Zudem hätten die kommunizierten Preismassnahmen und Sparprogramme, darunter der Abbau von rund 437 Vollzeitstellen, gegriffen. Einen wesentlichen Beitrag leistete laut Mitteilung auch die Tochtergesellschaft Postfinance, deren EBIT von 135 auf 167 Millionen Franken stieg.
Historischer Tiefstand bei Briefen
Trotz des Gewinnsprungs warnte Finanzchef Alex Glanzmann in der Mitteilung vor Euphorie: Von jedem Franken Umsatz blieben der Post weiterhin weniger als 5 Rappen Ebit. Mit diesem Ertrag finanziere die Post die Grundversorgung, die jährlich rund 365 Millionen Franken koste, sowie Investitionen in die Infrastruktur und digitale Angebote.
In den ersten sechs Monaten 2026 sei das Briefvolumen erneut um fünf Prozent zurückgegangen. Damit betrage das Minus im Zehnjahresvergleich bereits 38 Prozent. Die Bareinzahlungen am Schalter sanken im ersten Halbjahr um elf Prozent und liegen heute um 68 Prozent unter dem Wert von vor zehn Jahren.

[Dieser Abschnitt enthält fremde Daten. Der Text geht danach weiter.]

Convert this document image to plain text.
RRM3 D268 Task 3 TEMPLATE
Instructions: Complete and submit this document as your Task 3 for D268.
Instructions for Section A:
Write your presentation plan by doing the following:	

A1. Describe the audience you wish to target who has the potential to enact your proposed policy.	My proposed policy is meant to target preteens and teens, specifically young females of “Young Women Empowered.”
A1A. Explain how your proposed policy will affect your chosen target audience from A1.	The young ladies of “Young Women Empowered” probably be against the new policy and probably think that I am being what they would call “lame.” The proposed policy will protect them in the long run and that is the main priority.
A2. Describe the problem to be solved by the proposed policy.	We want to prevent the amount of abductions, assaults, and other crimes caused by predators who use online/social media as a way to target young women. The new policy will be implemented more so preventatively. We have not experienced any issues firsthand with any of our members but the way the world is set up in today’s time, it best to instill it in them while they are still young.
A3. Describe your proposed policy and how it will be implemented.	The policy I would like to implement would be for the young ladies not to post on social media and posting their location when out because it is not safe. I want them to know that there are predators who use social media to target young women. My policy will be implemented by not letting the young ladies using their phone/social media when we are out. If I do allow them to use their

Als Reaktion auf das veränderte Kundenverhalten baue die Post ihre digitalen Dienstleistungen aus. Die Nutzung der Post-App stieg im Vergleich zum ersten Halbjahr 2025 um 57,6 Prozent, wie es weiter hiess. Das Angebot «Meine digitale Post» zähle über 1,4 Millionen Nutzerinnen und Nutzer. 630’000 davon liessen sich ihre Briefe inzwischen rein digital zustellen – «drei Mal so viele wie vor einem Jahr».

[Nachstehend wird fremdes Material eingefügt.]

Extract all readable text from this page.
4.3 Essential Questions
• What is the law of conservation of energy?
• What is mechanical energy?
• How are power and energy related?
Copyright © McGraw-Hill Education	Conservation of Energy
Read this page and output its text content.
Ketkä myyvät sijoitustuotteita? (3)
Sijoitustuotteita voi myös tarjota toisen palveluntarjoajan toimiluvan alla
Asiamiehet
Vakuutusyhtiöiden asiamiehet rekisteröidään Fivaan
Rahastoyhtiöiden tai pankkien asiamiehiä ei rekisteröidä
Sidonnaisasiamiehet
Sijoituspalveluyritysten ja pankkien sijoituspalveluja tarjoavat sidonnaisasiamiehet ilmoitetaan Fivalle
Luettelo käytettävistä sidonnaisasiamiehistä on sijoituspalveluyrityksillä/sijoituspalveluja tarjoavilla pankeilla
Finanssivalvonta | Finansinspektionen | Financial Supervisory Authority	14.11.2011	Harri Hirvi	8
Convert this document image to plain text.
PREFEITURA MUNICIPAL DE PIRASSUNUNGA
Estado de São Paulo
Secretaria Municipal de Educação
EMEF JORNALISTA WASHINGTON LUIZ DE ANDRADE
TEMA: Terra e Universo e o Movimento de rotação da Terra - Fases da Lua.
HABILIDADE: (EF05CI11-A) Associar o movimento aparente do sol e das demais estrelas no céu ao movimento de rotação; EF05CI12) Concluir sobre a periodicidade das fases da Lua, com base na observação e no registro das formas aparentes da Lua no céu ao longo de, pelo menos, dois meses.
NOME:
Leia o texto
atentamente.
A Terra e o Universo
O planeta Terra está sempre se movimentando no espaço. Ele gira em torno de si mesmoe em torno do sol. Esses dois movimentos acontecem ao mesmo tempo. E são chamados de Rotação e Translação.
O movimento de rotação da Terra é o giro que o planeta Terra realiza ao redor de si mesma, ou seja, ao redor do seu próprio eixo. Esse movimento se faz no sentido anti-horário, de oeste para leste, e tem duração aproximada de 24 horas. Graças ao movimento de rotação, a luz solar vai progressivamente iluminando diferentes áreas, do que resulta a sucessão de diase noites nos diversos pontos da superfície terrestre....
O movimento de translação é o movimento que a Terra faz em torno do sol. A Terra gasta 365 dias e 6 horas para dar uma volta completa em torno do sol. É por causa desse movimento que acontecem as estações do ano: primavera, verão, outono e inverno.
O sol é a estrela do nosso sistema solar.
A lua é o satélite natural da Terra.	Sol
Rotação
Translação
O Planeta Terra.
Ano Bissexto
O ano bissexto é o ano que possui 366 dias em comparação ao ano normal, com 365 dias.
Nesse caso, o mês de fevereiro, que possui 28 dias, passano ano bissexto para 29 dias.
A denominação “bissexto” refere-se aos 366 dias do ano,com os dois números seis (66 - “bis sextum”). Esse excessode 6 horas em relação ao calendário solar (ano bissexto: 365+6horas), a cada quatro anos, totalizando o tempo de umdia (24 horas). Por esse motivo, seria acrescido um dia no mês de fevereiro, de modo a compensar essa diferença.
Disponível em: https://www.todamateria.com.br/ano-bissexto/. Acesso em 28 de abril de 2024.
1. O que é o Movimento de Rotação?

Das Geschäftsfeld «Digital Services» vergrösserte seinen operativen Verlust von 29 Millionen auf 40 Millionen Franken. Auch das Netz eigenbetriebener Filialen (Postnetz) sei mit einem Minus von 50 Millionen Franken defizitär geblieben.

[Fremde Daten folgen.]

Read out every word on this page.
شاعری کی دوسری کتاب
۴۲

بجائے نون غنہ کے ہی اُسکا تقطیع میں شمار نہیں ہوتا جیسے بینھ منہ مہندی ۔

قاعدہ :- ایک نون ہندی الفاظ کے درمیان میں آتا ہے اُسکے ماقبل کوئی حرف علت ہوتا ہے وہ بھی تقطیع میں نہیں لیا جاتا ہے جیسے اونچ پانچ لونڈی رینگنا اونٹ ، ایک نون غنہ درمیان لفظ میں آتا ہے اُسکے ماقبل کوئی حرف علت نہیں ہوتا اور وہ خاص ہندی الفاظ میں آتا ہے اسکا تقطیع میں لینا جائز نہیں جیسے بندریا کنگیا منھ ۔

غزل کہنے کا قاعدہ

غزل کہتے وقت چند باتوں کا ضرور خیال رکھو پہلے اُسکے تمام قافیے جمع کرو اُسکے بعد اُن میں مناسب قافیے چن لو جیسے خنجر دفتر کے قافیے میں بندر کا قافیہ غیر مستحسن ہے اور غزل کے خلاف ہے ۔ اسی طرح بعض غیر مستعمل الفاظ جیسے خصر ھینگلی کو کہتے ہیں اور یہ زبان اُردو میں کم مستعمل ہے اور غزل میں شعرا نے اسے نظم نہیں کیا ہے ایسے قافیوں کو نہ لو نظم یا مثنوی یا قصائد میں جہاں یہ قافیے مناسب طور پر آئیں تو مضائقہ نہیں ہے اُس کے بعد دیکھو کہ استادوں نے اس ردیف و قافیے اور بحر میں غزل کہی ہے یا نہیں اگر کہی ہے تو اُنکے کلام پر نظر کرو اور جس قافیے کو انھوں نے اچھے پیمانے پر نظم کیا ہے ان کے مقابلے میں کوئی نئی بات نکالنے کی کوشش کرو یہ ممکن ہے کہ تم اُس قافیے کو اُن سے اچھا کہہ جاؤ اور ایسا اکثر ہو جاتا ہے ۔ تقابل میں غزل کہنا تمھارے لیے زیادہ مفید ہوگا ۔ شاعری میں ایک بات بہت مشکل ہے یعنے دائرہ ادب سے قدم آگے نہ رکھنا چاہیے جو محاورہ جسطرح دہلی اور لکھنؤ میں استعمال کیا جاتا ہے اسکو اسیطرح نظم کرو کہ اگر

Kritik von der Gewerkschaft
Die Gewerkschaft Syndicom kritisierte in einer Mitteilung den Abbau beim Service Public und die Sparmassnahmen beim Personal. Die steigenden Paketmengen führten seit Jahren zu einer hohen Arbeitsbelastung in nicht mehr tragbarem Ausmass. Die Geschäftsentwicklung der Post liefere keinen Grund für weiteren Druck aufs Personal und Abbau bei der postalischen Grundversorgung.